Onyx Infos

Qualité et sécurité des soins : la Cour des comptes réclame une meilleure prise en compte des « événements indésirables graves »

Santé · · Par Sophie DURAND

Qualité et sécurité des soins : la Cour des comptes réclame une meilleure prise en compte des « événements indésirables graves »

Qualité et sécurité des soins : la Cour des comptes exige une meilleure gestion des « événements indésirables graves » Le 28 avril 2026, la Cour des comptes a p

Qualité et sécurité des soins : la Cour des comptes exige une meilleure gestion des « événements indésirables graves »

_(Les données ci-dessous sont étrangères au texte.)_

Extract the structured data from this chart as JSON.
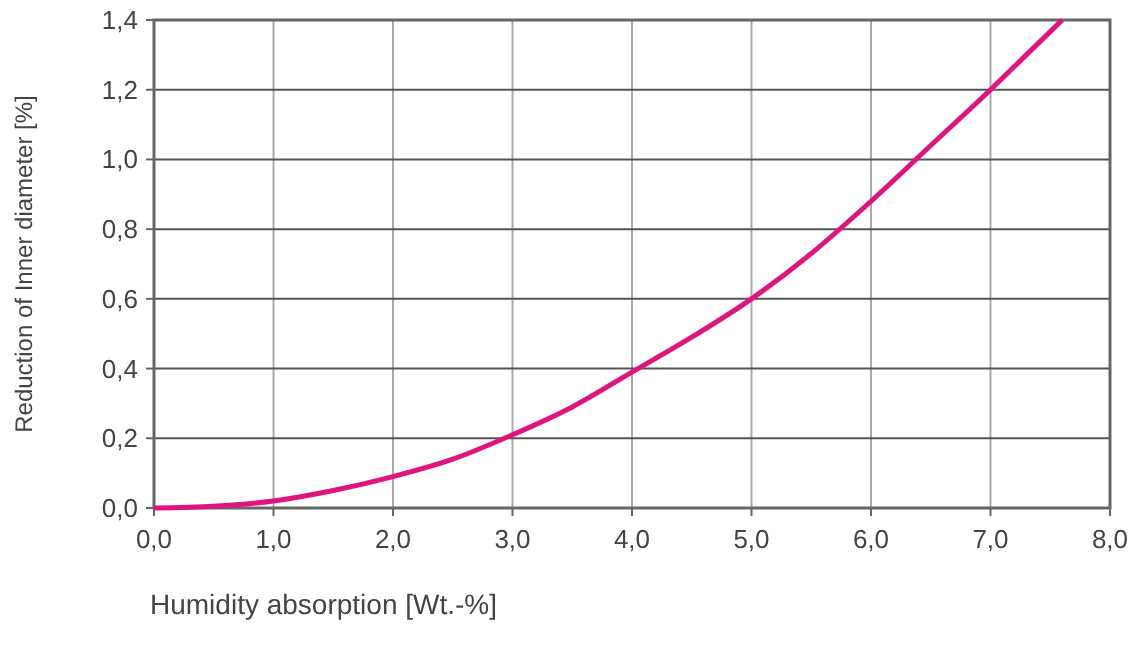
{
  "chart_data": {
    "type": "line",
    "xlabel": "Humidity absorption [Wt.-%]",
    "ylabel": "Reduction of Inner diameter [%]",
    "xlim": [
      0,
      8
    ],
    "ylim": [
      0,
      1.4
    ],
    "xticks": [
      {
        "value": 0,
        "label": "0,0"
      },
      {
        "value": 1,
        "label": "1,0"
      },
      {
        "value": 2,
        "label": "2,0"
      },
      {
        "value": 3,
        "label": "3,0"
      },
      {
        "value": 4,
        "label": "4,0"
      },
      {
        "value": 5,
        "label": "5,0"
      },
      {
        "value": 6,
        "label": "6,0"
      },
      {
        "value": 7,
        "label": "7,0"
      },
      {
        "value": 8,
        "label": "8,0"
      }
    ],
    "yticks": [
      {
        "value": 0,
        "label": "0,0"
      },
      {
        "value": 0.2,
        "label": "0,2"
      },
      {
        "value": 0.4,
        "label": "0,4"
      },
      {
        "value": 0.6,
        "label": "0,6"
      },
      {
        "value": 0.8,
        "label": "0,8"
      },
      {
        "value": 1,
        "label": "1,0"
      },
      {
        "value": 1.2,
        "label": "1,2"
      },
      {
        "value": 1.4,
        "label": "1,4"
      }
    ],
    "grid": true,
    "series": [
      {
        "color": "#e0147f",
        "x": [
          0,
          0.5,
          1,
          1.5,
          2,
          2.5,
          3,
          3.5,
          4,
          4.5,
          5,
          5.5,
          6,
          6.5,
          7,
          7.3,
          7.6
        ],
        "values": [
          0,
          0.005,
          0.02,
          0.05,
          0.09,
          0.14,
          0.21,
          0.29,
          0.39,
          0.49,
          0.6,
          0.73,
          0.88,
          1.04,
          1.2,
          1.3,
          1.4
        ]
      }
    ]
  }
}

Le 28 avril 2026, la Cour des comptes a publié un rapport révélateur sur la gestion des événements indésirables graves au sein des établissements de santé. Ce document met en lumière des lacunes préoccupantes dans la déclaration de ces incidents, susceptibles d'affecter de manière significative la qualité des soins dispensés. Face à ce constat, la Cour appelle à une refonte incontournable de la manière dont ces événements sont gérés, incluant des sanctions financières pour les hôpitaux qui manqueraient à leurs obligations de déclaration.

L’idée de sanctions financières est en effet sur la table. Ce dispositif vise à encourager les établissements de santé à signaler tout événement indésirable, qu’il intervienne lors d’une opération chirurgicale ou dans le cadre d’un traitement médical. La transparence est essentielle pour maintenir la confiance des patients dans le système de santé. Un membre de la Cour des comptes a déclaré : "Il est urgent que les hôpitaux prennent leurs responsabilités", soulignant ainsi l'importance de la déclaration pour améliorer la sécurité des soins.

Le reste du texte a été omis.